Each time, we send our kids to school; we trust that the school staff will take care of them. Each time, we lay down on a surgical table; we place our trust in the hospital staff. Even a trip to the doctor, taking pills for commonplace ailments; we place trust in the doctor, the pharmacist and the pharmaceutical company who manufactured the pill we are popping. Driving down the road, we almost unconsciously trust that the other people on the street will follow the rules and behave in an expected manner. Each time, we eat out; we trust that the staff produced the food in a somewhat hygienic manner. Even our everyday interactions are founded on basic trust. I trust that the green grocer will not try to fleece me. I trust that other people will not cut in line in front of me and generally they do not. Our personal relationships, are governed by trust. I implicitly believe that my friends and family genuinely care about me.

But once in a while, someone along the chain breaks our  trust. The odd fellow who cut ahead, or a friend whose words hurt, the motorist who did not stop at the red light or the kid who ran onto the road and for a bit, our composure is shaken. We feel cheated: find ourselves thrown off balance by that breach of trust until we dust ourselves off and continue like before.

However, they are some individuals who are oddly suspicious. They never eat at pot lucks. ( God knows how the food was prepared!) They have strange conspiracy theories about everything from drinking water to toilet paper to world politics. Everyone is out to get them and all surfaces must be disinfected and hands sanitized a million times a day. A walk in the park might result in tick fever and Lyme disease, a neighbour might be a pervert, the kid selling candy might have poisoned it - all of which I agree are valid possibilities but not considerations most of us spend our time obsessing over. I am no psychologist and have no idea why some people are more suspicious than others but can't help but wonder at the reason.

Also, interesting to note that some societies are marked by a complete breakdown of trust. Out there, when you drive down the road, you know that no one will follow the rules. You know that everyone is out trying to watch out for themselves and you have to as well. Adjusting to life in such a reality means being suspicious all the time of everyone. What happens to the brain when it always feels threatened? What happens when you always have to be vigilant? Do your personal relationships also suffer from suspicion and fear? Do you spend time agonizing over whether your loved ones actually love you or is it all a sham, a lie?

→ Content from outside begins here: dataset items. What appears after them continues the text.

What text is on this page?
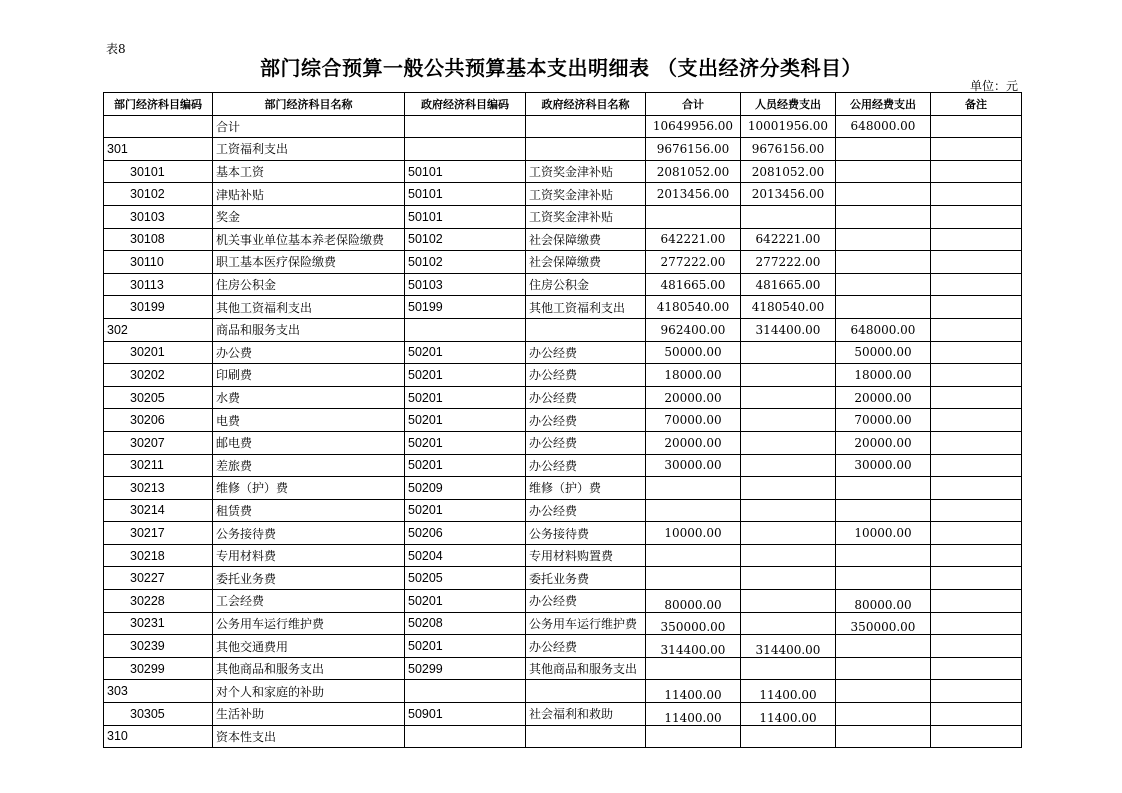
表8
部门综合预算一般公共预算基本支出明细表 （支出经济分类科目）
单位：元
部门经济科目编码	部门经济科目名称	政府经济科目编码	政府经济科目名称	合计	人员经费支出	公用经费支出	备注
	合计			10649956.00	10001956.00	648000.00	
301	工资福利支出			9676156.00	9676156.00		
30101	基本工资	50101	工资奖金津补贴	2081052.00	2081052.00		
30102	津贴补贴	50101	工资奖金津补贴	2013456.00	2013456.00		
30103	奖金	50101	工资奖金津补贴				
30108	机关事业单位基本养老保险缴费	50102	社会保障缴费	642221.00	642221.00		
30110	职工基本医疗保险缴费	50102	社会保障缴费	277222.00	277222.00		
30113	住房公积金	50103	住房公积金	481665.00	481665.00		
30199	其他工资福利支出	50199	其他工资福利支出	4180540.00	4180540.00		
302	商品和服务支出			962400.00	314400.00	648000.00	
30201	办公费	50201	办公经费	50000.00		50000.00	
30202	印刷费	50201	办公经费	18000.00		18000.00	
30205	水费	50201	办公经费	20000.00		20000.00	
30206	电费	50201	办公经费	70000.00		70000.00	
30207	邮电费	50201	办公经费	20000.00		20000.00	
30211	差旅费	50201	办公经费	30000.00		30000.00	
30213	维修（护）费	50209	维修（护）费				
30214	租赁费	50201	办公经费				
30217	公务接待费	50206	公务接待费	10000.00		10000.00	
30218	专用材料费	50204	专用材料购置费				
30227	委托业务费	50205	委托业务费				
30228	工会经费	50201	办公经费	80000.00		80000.00	
30231	公务用车运行维护费	50208	公务用车运行维护费	350000.00		350000.00	
30239	其他交通费用	50201	办公经费	314400.00	314400.00		
30299	其他商品和服务支出	50299	其他商品和服务支出				
303	对个人和家庭的补助			11400.00	11400.00		
30305	生活补助	50901	社会福利和救助	11400.00	11400.00		
310	资本性支出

What happens to society as a whole after decades of living with a lack of trust in everyone around you? When might is right becomes the only rule of law and citizens know better than to trust the government then what happens to the characters of the people in that society, both as individuals and as a whole? How fast can you walk, constantly looking over your shoulder? What kind of progress can a country make when there is no harmony within?

I have no answers, just a whole lot of questions leading nowhere. Wait, let me just check over my shoulder, after all in today's world; you never know who might be listening in. :-) 

1 comment:

  1. Most likely if most people are trusting you will follow the rules, and maybe you all are trusting each other to follow rules, then there's a good chance everyone will.